The other workshop stage is reserved for kid’s activities and dancing. “It’s an interactive dance opportunity. If people want to get up and learn social Irish dance, or clog, or whatever, those are happening all day on Saturday and Sunday... we’ve got something for everybody.
This year, Prashker is personally excited for the return of Windborne, a group of singers from New England that have toured the world as performers and teachers. “It’s two husbands and wives, which is so cool. They have some of the most beautiful voices - like, my mouth just dropped when I heard them sing in person. They are stellar musicians.”
She also knows that Goderich folk fans will be extremely happy to welcome Archie Fisher back to the festival. “He’s a fan favourite, and he’s Scotland’s premiere singer-songwriter. A lot of songs that people have heard over the years that they think were written 300 years ago - he wrote.” Fisher, who turns 85 in October, recently retired from overseas touring, but he’s agreed to cross the pond one last time to perform at the GCRF. “It’s kind of huge for us.”
Prashker hopes that this year’s line-up introduces more Canadians to Irish singing-sensation Karan Casey. “Most people here don’t know her - she was the lead singer of a band called Solas that was half based in Ireland and half in the States. She has one of the most exquisite voices to have ever come out of Ireland, and she’s never been here before, so I’m super excited. She’ll be on Saturday night, and I think she’ll probably be one of people's favourites.”
Bringing in artists like Fisher and Casey, who hail from the birthplace of Celtic culture, is an essential part of the festival. “Huron County has a large Celtic population - people that are of Irish and Scottish descent. This is an event for them to celebrate their heritage, and a way for them to honour their past and their history.” Local acts and artists from other parts of Ontario and Canada are also a programming must. “But also, for this area and this town, it’s a bit of an education. And it’s something a little different. With really good music.”
The GCRF also strives to include musicians from all over the world, which serves to underscore the truly universal appeal of Celtic culture and folk music. The Japanese band O’jizo, which made its Canadian debut in Goderich, will be returning this year. The band that discovered western folk music in high school through the films Braveheart and Back to the Future: Part 3 came to Goderich as the co-winners of the 2021 Robinson Emerging Artist Showcase. “They’re phenomenal...they were a little tentative about playing, but that was two years ago. I went to a conference in Ireland in January, and I saw them again, and they blew everybody away. Beyond a doubt, they were the best band of the entire weekend.”
Putting together this huge little festival certainly isn't a one-person job. “We have an incredible board of directors, which consists of eight people. They are always hands-on, supportive, and willing to help. But the great thing about this festival are the volunteers. The biggest reason this thing has gone on as long as it has is the volunteers.

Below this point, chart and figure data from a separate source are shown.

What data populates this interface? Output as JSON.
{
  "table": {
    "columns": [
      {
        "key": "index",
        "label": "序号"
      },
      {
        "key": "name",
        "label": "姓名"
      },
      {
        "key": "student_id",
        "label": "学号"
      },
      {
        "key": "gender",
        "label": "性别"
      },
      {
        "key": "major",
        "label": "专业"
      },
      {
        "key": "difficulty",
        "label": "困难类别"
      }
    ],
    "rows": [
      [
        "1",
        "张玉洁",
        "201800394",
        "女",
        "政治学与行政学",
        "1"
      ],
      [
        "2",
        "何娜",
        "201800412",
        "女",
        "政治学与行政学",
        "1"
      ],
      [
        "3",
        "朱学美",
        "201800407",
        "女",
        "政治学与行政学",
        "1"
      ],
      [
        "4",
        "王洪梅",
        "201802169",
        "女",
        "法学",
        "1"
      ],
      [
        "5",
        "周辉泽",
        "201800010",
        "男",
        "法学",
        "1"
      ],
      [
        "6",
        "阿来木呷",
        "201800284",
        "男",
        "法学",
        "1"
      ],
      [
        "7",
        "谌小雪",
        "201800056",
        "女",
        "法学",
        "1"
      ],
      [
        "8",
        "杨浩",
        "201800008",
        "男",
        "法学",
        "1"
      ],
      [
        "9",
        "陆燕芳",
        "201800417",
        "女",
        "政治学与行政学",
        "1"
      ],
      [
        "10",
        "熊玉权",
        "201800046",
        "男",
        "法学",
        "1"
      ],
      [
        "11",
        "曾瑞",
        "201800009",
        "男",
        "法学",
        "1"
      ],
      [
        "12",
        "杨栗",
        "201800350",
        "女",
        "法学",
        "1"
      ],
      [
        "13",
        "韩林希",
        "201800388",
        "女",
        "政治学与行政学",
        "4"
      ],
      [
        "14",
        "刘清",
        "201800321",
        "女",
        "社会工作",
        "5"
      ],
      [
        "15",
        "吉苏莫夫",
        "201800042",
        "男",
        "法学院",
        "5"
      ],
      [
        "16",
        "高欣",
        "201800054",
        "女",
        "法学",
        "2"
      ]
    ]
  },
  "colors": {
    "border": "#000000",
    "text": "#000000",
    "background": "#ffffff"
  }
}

We put all the musicians up in people’s homes - those hosts deserve a medal, as far as I’m concerned.” Prashker has a student assisting her during the early stages of festival planning each year, and the other volunteer-led teams begin coming together as the big event draws nearer. This year, accessible shuttle buses from Goderich District Collegiate Institute to Lions Harbour Park are being arranged to make festival parking easier. Altogether, about 250 volunteers make the GCRF happen each year.
With the college and festival just a few days away, there’s still a lot of work to do, but Prashker wouldn’t have it any other way. “This is one of the hardest things I’ve ever done, but I love it. It’s like putting a puzzle together. It’s like a dream job. And you can quote me on that.”